Le 22 avril dernier marquait le retour à Toulouse, dans le cadre de la saison Les Grands Interprètes, du célèbre pianiste et compositeur turc Fazil Say. Cet artiste reste une exception dans le monde des virtuoses de l’instrument. Son jeu, son attitude au clavier, ses conceptions musicales en font un interprète hors du commun. Ce soir-là, Debussy et Schubert encadrent un groupe d’œuvres originales du pianiste lui-même.
Lors de sa dernière venue, également pour Les Grands Interprètes, le 19 avril 2022, Fazil Say était en compagnie de l’Orchestre de la Camerata de Salzbourg. Quelques-unes de ses œuvres étaient déjà inscrites au programme de cette soirée. Cette fois, plus encore que jadis, on retrouve les attitudes particulières qui caractérisent l’approche de l’interprète vis-à-vis des œuvres et du public. Tout au long du concert, Fazil Say commente par le geste la musique qu’il aborde. Il accompagne son jeu d’une chorégraphie corporelle étonnante. Levant la main, parfois les deux, pour appuyer tel accord, tel trait important, il prend parfois le public à témoin. Nous sommes loin ici de l’impassibilité de certains musiciens…
Cette fois, le pianiste ouvre son récital avec une série de pièces signées d’un compositeur qu’il affectionne, le grand Claude Debussy. Cinq Préludes extraits du Livre 1 témoignent de sa passion pour le compositeur dont il joue la musique comme s’il improvisait. Une grande fluidité caractérise Les sons et les parfums tournent dans l’air du soir. Il pare d’une lumière particulière La Fille aux cheveux de lin, alors que d’impressionnants crescendos animent La Cathédrale engloutie, comme porteuse de drames déchirants. La danse de Puck est jouée avec une totale liberté, à la manière d’une fantaisie. En revanche, Minstrels apparaît quelques peu martelé. L’épisode Debussy s’achève sur le mythique Clair de lune, extrait de la Suite bergamasque, pièce parée ici d’une belle poésie nocturne.
Trois œuvres originales de Fazil Say lui-même font écho au monde debussyste. Ces partitions étonnantes sont toutes imprégnées d’une écriture modale aux harmonies nettement orientalisantes et animées de rythmes forts et originaux. Le pianiste ne se contente pas d’investir toute la largeur du clavier. Il intervient aussi directement sur les cordes de l’instrument, soit pour en modifier la sonorité, soit pour les utiliser à la manière de celles d’une harpe. La première pièce, Kara Toprak (Black Earth) pour piano, opus 8, est inspirée d’une chanson très populaire en Turquie. Les deux Ballades Ses et Nazım, opus 12, sont liées à des événements dramatiques ayant affecté le compositeur.
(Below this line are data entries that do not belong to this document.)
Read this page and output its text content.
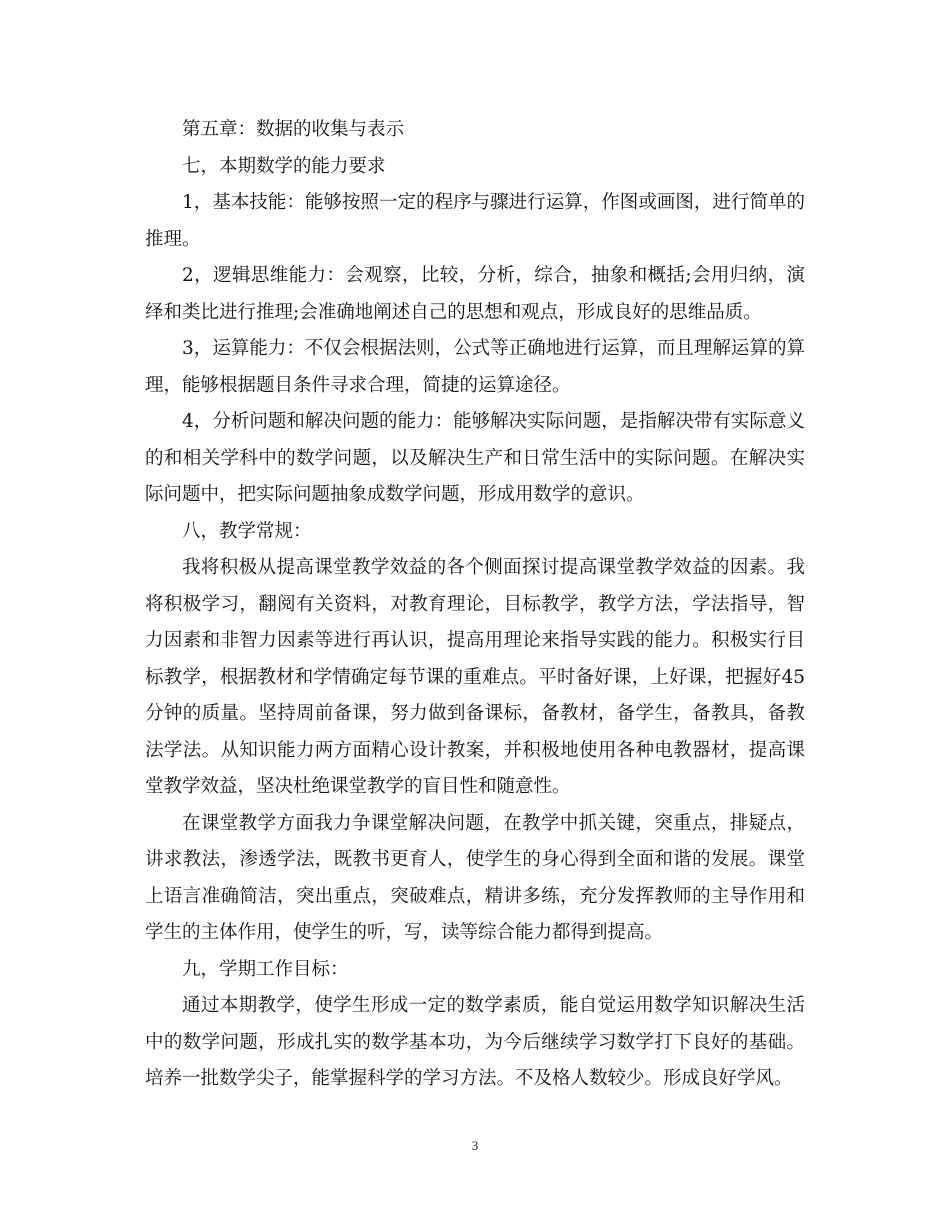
第五章：数据的收集与表示

七，本期数学的能力要求

1，基本技能：能够按照一定的程序与骤进行运算，作图或画图，进行简单的推理。

2，逻辑思维能力：会观察，比较，分析，综合，抽象和概括;会用归纳，演绎和类比进行推理;会准确地阐述自己的思想和观点，形成良好的思维品质。

3，运算能力：不仅会根据法则，公式等正确地进行运算，而且理解运算的算理，能够根据题目条件寻求合理，简捷的运算途径。

4，分析问题和解决问题的能力：能够解决实际问题，是指解决带有实际意义的和相关学科中的数学问题，以及解决生产和日常生活中的实际问题。在解决实际问题中，把实际问题抽象成数学问题，形成用数学的意识。

八，教学常规：

我将积极从提高课堂教学效益的各个侧面探讨提高课堂教学效益的因素。我将积极学习，翻阅有关资料，对教育理论，目标教学，教学方法，学法指导，智力因素和非智力因素等进行再认识，提高用理论来指导实践的能力。积极实行目标教学，根据教材和学情确定每节课的重难点。平时备好课，上好课，把握好45分钟的质量。坚持周前备课，努力做到备课标，备教材，备学生，备教具，备教法学法。从知识能力两方面精心设计教案，并积极地使用各种电教器材，提高课堂教学效益，坚决杜绝课堂教学的盲目性和随意性。

在课堂教学方面我力争课堂解决问题，在教学中抓关键，突重点，排疑点，讲求教法，渗透学法，既教书更育人，使学生的身心得到全面和谐的发展。课堂上语言准确简洁，突出重点，突破难点，精讲多练，充分发挥教师的主导作用和学生的主体作用，使学生的听，写，读等综合能力都得到提高。

九，学期工作目标：

通过本期教学，使学生形成一定的数学素质，能自觉运用数学知识解决生活中的数学问题，形成扎实的数学基本功，为今后继续学习数学打下良好的基础。培养一批数学尖子，能掌握科学的学习方法。不及格人数较少。形成良好学风。

3
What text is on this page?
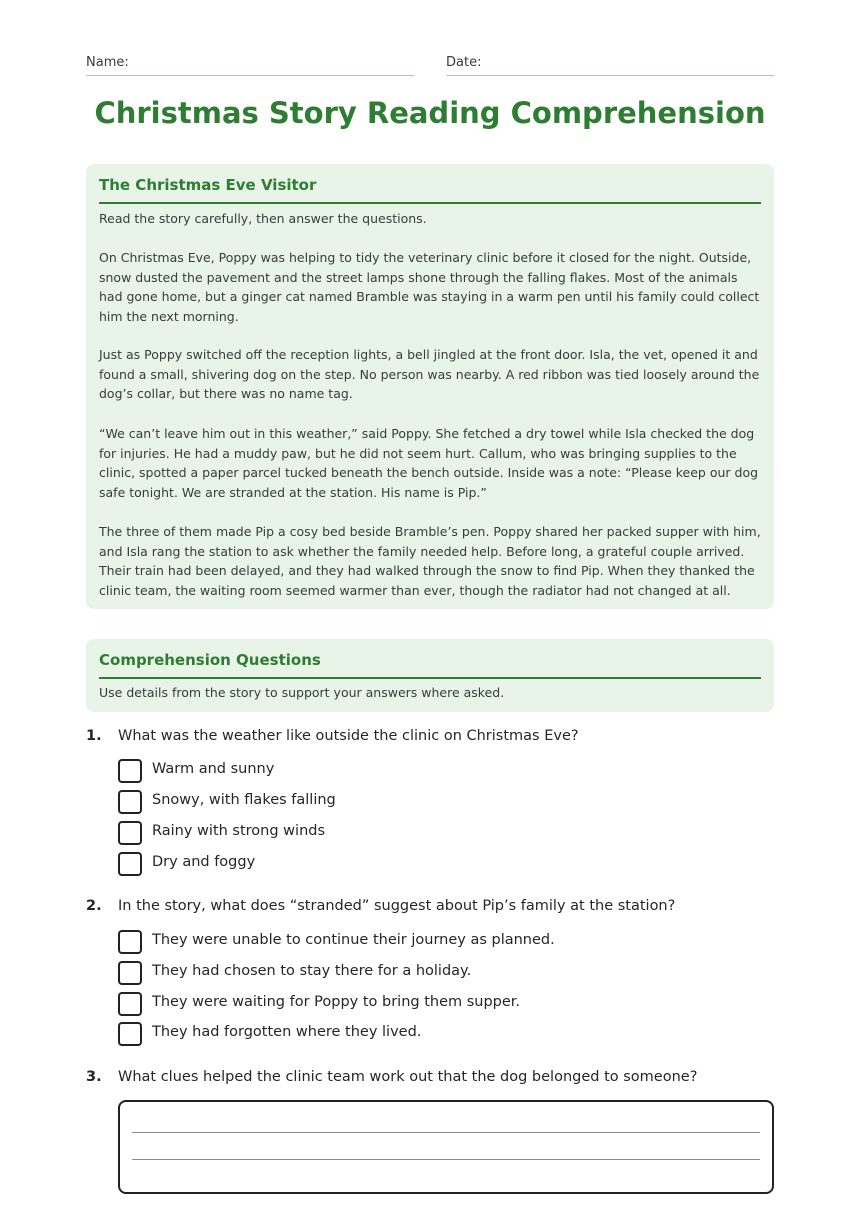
Name:	Date:
Christmas Story Reading Comprehension
The Christmas Eve Visitor
Read the story carefully, then answer the questions.
On Christmas Eve, Poppy was helping to tidy the veterinary clinic before it closed for the night. Outside, snow dusted the pavement and the street lamps shone through the falling flakes. Most of the animals had gone home, but a ginger cat named Bramble was staying in a warm pen until his family could collect him the next morning.
Just as Poppy switched off the reception lights, a bell jingled at the front door. Isla, the vet, opened it and found a small, shivering dog on the step. No person was nearby. A red ribbon was tied loosely around the dog’s collar, but there was no name tag.
“We can’t leave him out in this weather,” said Poppy. She fetched a dry towel while Isla checked the dog for injuries. He had a muddy paw, but he did not seem hurt. Callum, who was bringing supplies to the clinic, spotted a paper parcel tucked beneath the bench outside. Inside was a note: “Please keep our dog safe tonight. We are stranded at the station. His name is Pip.”
The three of them made Pip a cosy bed beside Bramble’s pen. Poppy shared her packed supper with him, and Isla rang the station to ask whether the family needed help. Before long, a grateful couple arrived. Their train had been delayed, and they had walked through the snow to find Pip. When they thanked the clinic team, the waiting room seemed warmer than ever, though the radiator had not changed at all.
Comprehension Questions
Use details from the story to support your answers where asked.
1. What was the weather like outside the clinic on Christmas Eve?
Warm and sunny
Snowy, with flakes falling
Rainy with strong winds
Dry and foggy
2. In the story, what does “stranded” suggest about Pip’s family at the station?
They were unable to continue their journey as planned.
They had chosen to stay there for a holiday.
They were waiting for Poppy to bring them supper.
They had forgotten where they lived.
3. What clues helped the clinic team work out that the dog belonged to someone?
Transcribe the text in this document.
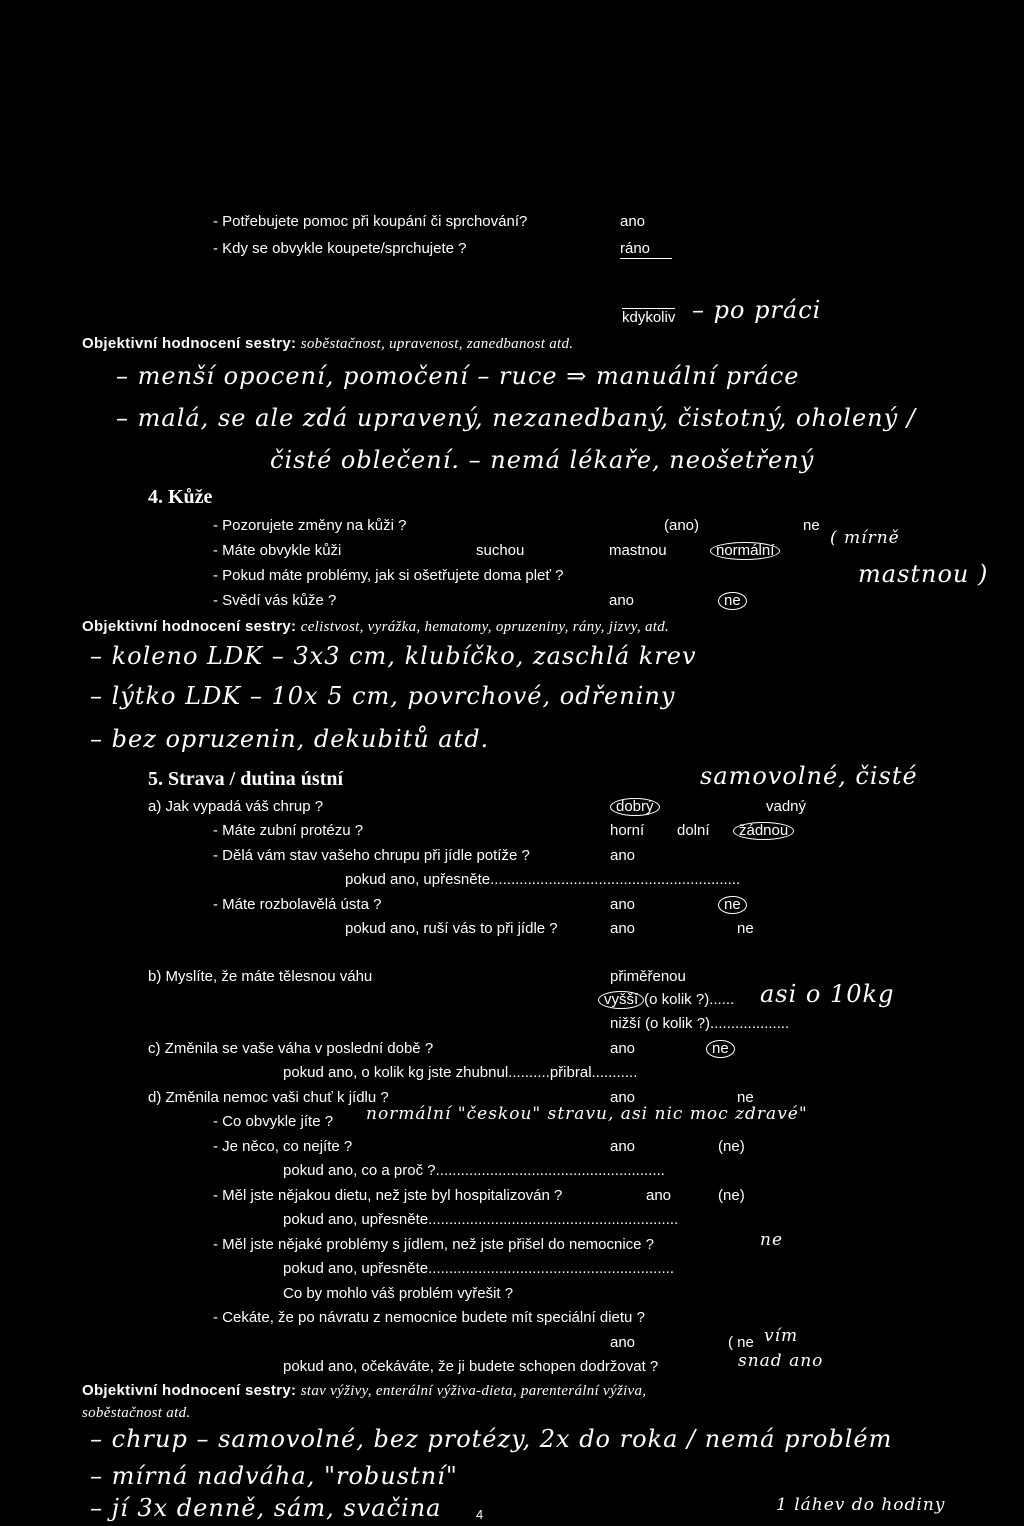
- Potřebujete pomoc při koupání či sprchování?	ano
- Kdy se obvykle koupete/sprchujete ?	ráno
kdykoliv – po práci
Objektivní hodnocení sestry: soběstačnost, upravenost, zanedbanost atd.
– menší opocení, pomočení – ruce ⇒ manuální práce
– malá, se ale zdá upravený, nezanedbaný, čistotný, oholený /
čisté oblečení. – nemá lékaře, neošetřený
4. Kůže
- Pozorujete změny na kůži ?	(ano)	ne
- Máte obvykle kůži	suchou	mastnou	normální
( mírně
- Pokud máte problémy, jak si ošetřujete doma pleť ?	mastnou )
- Svědí vás kůže ?	ano	ne
Objektivní hodnocení sestry: celistvost, vyrážka, hematomy, opruzeniny, rány, jizvy, atd.
– koleno LDK – 3x3 cm, klubíčko, zaschlá krev
– lýtko LDK – 10x 5 cm, povrchové, odřeniny
– bez opruzenin, dekubitů atd.
5. Strava / dutina ústní	samovolné, čisté
a) Jak vypadá váš chrup ?	dobrý	vadný
- Máte zubní protézu ?	horní dolní	žádnou
- Dělá vám stav vašeho chrupu při jídle potíže ?	ano
pokud ano, upřesněte............................................................
- Máte rozbolavělá ústa ?	ano	ne
pokud ano, ruší vás to při jídle ?	ano	ne
b) Myslíte, že máte tělesnou váhu	přiměřenou
vyšší (o kolik ?)...... asi o 10kg
nižší (o kolik ?)...................
c) Změnila se vaše váha v poslední době ?	ano	ne
pokud ano, o kolik kg jste zhubnul..........přibral...........
d) Změnila nemoc vaši chuť k jídlu ?	ano	ne
- Co obvykle jíte ? normální "českou" stravu, asi nic moc zdravé"
- Je něco, co nejíte ?	ano	(ne)
pokud ano, co a proč ?.......................................................
- Měl jste nějakou dietu, než jste byl hospitalizován ?	ano	(ne)
pokud ano, upřesněte............................................................
- Měl jste nějaké problémy s jídlem, než jste přišel do nemocnice ?	ne
pokud ano, upřesněte...........................................................
Co by mohlo váš problém vyřešit ?
- Cekáte, že po návratu z nemocnice budete mít speciální dietu ?
ano	( ne vím
pokud ano, očekáváte, že ji budete schopen dodržovat ?	snad ano
Objektivní hodnocení sestry: stav výživy, enterální výživa-dieta, parenterální výživa,
soběstačnost atd.
– chrup – samovolné, bez protézy, 2x do roka / nemá problém
– mírná nadváha, "robustní"
– jí 3x denně, sám, svačina	1 láhev do hodiny
4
La première constitue d’ailleurs un hommage à l’écrivain Nazim Hikmet, persécuté et emprisonné pour ses opinions politiques. La Sonate pour piano, opus 99 intitulée Yeni hayat (New Life) aux trois mouvements enchaînés, s’inspire de la forme classique de la sonate. Particulièrement dynamique, cette œuvre s’achève sur l’impressionnante frénésie du final. Réjouissons-nous que cette musique d’aujourd’hui ait été particulièrement applaudie.
Toute la seconde partie est consacrée à la dernière sonate de Franz Schubert n°23, en si bémol majeur, D.960. Cet ultime chef-d’œuvre représente une sorte d’apothéose expressive de tout le romantisme. On note que c’est la seule œuvre du programme que Fazil Say joue avec la partition. Le pianiste donne l’impression de la « recomposer » selon sa personnalité. Ainsi, le Molto moderato initial est pris dans un tempo soutenu qui fluctue parfois d’une mesure à l’autre. Tout le mouvement sonne de manière éclatée. La multiplication des nuances au bénéfice du détail affecte quelque peu la ligne générale. En revanche, c’est dans l’Andante sostenuto que l’interprète déploie le meilleurs de l’émotion. Après la vivacité du Scherzo, l’Allegro ma non troppo final déborde de contrastes et de brio.
Largement acclamé, le musicien offre deux bis aux caractères opposés. Après la Gnossienne n° 1, d’Erik Satie, jouée avec cette distance si particulière propre au compositeur, une fantaisie échevelée sur le fameux thème de George Gershwin Summer time exploite la veine jazzistique dont le virtuose est à l’évidence un expert.